Pour savoir ce qui dysfonctionne réellement dans les GAFAM et comment le régler, il suffit de regarder les noms des équipes de recherche d’où sont issues les lanceuses d’alerte récemment licenciées par ces firmes.
One more thing
Quelle est vraiment la nature de Facebook qui lui permet d’occuper la préoccupante place qui est la sienne aujourd’hui ? Dans Les Chants de Maldoror, Isidore Ducasse Comte de Lautréamont, parlait d’un jeune homme de 16 ans et 4 mois qui était “beau (…) comme la rencontre fortuite sur une table de dissection d’une machine à coudre et d’un parapluie.” Alors que sa plateforme avait exactement le même âge, Zuckerberg déclarait en février 2000 : « Treat us like something between a Telco and a Newspaper » (traitez-nous comme quelque chose entre un opérateur télécom et un titre de presse).
Facebook c’est aussi cette table de dissection de nos humeurs et de nos comportements, cette rencontre fortuite de la machine à coudre des interactions qui nous tiennent ensemble et nous retiennent isolément, et un parapluie qui nous abrite parfois et nous isole souvent, nous empêchant de voir. Et à force de n’être ni tout à fait un opérateur télécom ni pleinement un titre de presse, Facebook se voudrait finalement insaisissable et donc échappant à la régulation commerciale des premiers comme au respect de la déontologie professionnelle des seconds.

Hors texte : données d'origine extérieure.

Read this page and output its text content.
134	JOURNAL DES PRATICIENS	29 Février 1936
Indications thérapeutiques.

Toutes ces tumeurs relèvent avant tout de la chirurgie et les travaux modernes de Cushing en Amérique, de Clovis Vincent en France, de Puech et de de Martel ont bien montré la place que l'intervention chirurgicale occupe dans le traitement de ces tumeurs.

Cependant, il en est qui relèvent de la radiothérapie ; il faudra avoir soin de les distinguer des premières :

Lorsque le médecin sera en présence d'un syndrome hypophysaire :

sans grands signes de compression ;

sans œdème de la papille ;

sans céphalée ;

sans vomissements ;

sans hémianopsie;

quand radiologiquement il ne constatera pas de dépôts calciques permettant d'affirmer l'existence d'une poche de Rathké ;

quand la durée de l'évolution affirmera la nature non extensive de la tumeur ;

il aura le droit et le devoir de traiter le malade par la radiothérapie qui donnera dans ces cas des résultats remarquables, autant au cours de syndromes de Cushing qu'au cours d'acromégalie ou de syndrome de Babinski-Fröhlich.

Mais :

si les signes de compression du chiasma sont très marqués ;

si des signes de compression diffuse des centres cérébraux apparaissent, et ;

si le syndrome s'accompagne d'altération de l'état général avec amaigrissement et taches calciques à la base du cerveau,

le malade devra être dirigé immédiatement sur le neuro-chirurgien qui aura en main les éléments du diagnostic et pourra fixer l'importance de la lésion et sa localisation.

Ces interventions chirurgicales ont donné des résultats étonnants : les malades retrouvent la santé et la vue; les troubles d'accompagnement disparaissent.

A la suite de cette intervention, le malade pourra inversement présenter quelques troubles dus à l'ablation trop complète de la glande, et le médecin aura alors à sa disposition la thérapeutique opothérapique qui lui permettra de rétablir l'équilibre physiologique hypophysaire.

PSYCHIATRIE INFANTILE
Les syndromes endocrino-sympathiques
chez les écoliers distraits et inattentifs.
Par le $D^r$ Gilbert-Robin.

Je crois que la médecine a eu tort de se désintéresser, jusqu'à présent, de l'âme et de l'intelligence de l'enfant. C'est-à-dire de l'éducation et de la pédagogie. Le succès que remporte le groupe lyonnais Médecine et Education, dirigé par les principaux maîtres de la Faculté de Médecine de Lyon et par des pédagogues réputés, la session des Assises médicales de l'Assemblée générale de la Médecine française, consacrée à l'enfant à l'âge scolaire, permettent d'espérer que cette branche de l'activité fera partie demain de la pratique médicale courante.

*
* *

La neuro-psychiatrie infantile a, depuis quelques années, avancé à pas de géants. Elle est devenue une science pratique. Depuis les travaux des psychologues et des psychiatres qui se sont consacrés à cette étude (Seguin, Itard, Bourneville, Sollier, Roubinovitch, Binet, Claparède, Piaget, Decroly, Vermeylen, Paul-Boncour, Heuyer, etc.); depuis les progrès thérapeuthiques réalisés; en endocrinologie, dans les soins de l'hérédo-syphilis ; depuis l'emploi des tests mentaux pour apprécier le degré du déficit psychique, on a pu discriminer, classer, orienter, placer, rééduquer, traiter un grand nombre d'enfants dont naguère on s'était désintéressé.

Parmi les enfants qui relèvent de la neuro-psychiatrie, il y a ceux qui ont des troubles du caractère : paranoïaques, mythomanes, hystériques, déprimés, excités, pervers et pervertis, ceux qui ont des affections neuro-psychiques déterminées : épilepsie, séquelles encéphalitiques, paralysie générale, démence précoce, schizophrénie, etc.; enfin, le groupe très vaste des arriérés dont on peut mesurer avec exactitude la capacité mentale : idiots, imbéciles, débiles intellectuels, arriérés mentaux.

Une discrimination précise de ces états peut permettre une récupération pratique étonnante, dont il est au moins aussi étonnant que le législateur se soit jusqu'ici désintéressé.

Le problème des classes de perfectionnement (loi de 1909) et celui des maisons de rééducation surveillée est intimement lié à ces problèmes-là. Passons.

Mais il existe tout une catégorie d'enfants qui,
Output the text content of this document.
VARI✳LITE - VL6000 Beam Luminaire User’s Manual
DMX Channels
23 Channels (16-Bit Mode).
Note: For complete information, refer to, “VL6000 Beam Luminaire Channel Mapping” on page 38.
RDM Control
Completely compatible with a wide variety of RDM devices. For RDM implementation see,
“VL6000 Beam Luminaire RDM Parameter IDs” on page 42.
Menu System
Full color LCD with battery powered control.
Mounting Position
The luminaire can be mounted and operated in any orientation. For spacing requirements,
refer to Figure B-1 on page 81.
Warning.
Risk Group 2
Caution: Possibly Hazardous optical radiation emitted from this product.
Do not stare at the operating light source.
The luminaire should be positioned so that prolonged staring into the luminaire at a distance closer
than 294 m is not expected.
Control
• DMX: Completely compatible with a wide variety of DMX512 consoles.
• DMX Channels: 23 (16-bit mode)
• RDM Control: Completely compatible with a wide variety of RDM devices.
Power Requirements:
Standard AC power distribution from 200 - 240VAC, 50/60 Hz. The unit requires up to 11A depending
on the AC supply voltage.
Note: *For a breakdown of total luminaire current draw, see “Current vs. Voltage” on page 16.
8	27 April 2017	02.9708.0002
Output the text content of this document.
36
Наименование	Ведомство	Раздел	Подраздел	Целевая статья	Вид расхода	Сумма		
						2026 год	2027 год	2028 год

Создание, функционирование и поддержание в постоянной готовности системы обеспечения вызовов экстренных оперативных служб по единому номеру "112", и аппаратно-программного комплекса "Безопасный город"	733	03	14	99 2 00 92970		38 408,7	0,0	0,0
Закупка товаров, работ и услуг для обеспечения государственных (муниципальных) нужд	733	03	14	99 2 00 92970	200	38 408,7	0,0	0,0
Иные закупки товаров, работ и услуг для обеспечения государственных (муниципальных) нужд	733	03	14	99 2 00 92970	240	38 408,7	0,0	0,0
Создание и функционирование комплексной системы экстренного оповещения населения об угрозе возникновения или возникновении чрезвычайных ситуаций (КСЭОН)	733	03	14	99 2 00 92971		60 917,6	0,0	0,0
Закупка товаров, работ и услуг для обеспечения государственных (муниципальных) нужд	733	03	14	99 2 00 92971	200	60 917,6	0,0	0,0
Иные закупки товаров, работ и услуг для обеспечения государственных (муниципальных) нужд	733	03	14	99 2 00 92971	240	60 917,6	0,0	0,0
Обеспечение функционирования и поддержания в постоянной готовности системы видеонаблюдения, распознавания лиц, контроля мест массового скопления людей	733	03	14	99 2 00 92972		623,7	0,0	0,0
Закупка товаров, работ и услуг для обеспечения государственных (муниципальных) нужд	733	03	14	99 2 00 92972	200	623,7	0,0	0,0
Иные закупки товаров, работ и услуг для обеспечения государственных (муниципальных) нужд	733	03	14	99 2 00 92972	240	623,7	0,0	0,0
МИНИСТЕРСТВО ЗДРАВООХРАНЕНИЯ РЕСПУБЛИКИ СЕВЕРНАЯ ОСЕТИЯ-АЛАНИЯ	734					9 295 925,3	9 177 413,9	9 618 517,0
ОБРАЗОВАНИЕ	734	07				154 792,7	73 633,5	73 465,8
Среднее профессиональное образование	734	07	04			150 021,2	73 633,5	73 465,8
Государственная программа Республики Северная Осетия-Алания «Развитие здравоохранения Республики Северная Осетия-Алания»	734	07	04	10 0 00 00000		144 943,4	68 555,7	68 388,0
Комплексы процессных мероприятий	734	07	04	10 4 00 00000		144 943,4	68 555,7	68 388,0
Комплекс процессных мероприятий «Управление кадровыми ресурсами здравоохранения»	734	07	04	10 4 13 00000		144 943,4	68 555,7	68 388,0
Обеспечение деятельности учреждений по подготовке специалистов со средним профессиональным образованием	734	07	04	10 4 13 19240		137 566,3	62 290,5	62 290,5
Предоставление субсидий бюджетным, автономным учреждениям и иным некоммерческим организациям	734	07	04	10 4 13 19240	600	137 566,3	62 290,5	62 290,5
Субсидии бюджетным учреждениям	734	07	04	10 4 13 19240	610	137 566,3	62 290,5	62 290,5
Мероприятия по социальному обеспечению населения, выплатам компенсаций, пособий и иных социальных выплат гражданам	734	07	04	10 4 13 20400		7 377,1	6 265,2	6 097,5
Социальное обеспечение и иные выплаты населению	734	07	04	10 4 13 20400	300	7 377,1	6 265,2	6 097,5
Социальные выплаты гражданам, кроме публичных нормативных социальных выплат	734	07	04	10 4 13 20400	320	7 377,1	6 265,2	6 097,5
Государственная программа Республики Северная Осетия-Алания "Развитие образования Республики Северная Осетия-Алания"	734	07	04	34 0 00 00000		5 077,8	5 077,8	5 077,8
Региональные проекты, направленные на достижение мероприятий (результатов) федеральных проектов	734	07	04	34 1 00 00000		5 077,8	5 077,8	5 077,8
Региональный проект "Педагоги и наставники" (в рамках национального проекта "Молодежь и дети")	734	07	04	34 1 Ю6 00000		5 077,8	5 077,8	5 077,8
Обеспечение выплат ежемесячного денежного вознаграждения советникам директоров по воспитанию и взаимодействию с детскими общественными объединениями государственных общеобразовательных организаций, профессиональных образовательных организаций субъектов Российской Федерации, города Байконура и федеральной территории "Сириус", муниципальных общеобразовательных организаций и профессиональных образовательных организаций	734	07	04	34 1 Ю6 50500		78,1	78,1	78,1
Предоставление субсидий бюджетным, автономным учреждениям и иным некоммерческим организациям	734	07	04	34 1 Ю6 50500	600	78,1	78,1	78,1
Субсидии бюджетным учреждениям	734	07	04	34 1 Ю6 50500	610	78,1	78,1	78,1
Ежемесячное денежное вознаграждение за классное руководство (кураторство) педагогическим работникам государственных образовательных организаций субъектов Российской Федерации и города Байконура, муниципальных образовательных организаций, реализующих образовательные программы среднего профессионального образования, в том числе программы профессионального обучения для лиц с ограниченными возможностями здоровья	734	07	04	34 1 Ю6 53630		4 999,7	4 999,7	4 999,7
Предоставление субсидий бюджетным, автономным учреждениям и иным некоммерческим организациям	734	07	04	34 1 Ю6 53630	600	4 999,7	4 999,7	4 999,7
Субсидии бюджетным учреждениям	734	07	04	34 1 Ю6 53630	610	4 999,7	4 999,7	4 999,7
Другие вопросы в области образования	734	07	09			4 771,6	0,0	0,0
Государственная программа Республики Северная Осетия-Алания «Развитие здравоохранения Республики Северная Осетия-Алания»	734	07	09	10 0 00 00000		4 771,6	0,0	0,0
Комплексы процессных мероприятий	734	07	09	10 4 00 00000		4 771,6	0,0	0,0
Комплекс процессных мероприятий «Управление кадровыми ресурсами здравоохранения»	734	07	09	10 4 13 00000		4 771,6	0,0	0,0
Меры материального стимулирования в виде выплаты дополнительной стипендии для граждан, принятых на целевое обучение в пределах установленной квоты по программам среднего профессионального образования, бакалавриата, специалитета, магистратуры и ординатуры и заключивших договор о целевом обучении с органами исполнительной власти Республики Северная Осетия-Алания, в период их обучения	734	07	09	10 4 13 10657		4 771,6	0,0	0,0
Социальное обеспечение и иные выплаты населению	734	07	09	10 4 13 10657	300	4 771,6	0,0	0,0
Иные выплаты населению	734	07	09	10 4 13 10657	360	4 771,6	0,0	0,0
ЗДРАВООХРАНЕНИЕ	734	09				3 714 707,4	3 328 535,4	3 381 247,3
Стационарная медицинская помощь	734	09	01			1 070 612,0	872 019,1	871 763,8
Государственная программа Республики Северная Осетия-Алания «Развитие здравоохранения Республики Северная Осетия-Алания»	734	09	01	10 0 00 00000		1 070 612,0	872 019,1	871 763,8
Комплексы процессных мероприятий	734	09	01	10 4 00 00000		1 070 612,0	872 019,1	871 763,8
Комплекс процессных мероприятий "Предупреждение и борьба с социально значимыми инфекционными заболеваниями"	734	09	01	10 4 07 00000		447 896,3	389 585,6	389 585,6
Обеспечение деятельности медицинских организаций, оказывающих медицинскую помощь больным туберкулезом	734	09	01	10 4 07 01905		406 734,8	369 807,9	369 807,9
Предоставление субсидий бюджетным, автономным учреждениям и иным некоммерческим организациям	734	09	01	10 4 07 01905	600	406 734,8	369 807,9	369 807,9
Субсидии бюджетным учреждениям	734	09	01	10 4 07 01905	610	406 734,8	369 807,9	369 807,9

Bien sûr, à lui seul Facebook ne résume ni ne borne l’ensemble des problèmes (ou des solutions) auxquels doivent aujourd’hui faire face nos démocraties. Mais il est une expérience sociale tout à fait inédite portant actuellement sur plus de la moitié de l’humanité connectée. Inédite par le nombre mais inédite également et peut-être essentiellement par le statut de cette expérience menée à la fois in vivo – puisqu’il n’existe aucune forme d’étanchéité entre ce qui se passe et ce dit sur Facebook et en dehors – mais aussi in vitro, puisque chaque message, chaque interaction et chacune de nos données participent à des formes de contrôle structurel qu’elles alimentent en retour et qu’il est à tout moment possible, pour la firme et pour la firme seulement, d’isoler de leur environnement habituel comme autant de composants d’un organisme social ou particulier, à des fins d’analyse et de monétisation. Une expérience sociale à l’image du Cyberespace de Gibson : « une hallucination consensuelle vécue quotidiennement en toute légalité par des dizaines de millions d’opérateurs, dans tous les pays. »
C’est cette expérience sociale autant que cette hallucination consensuelle qu’il importe de pouvoir toujours et en tout temps garder sous le contrôle d’une expertise et d’une supervision publique indépendante.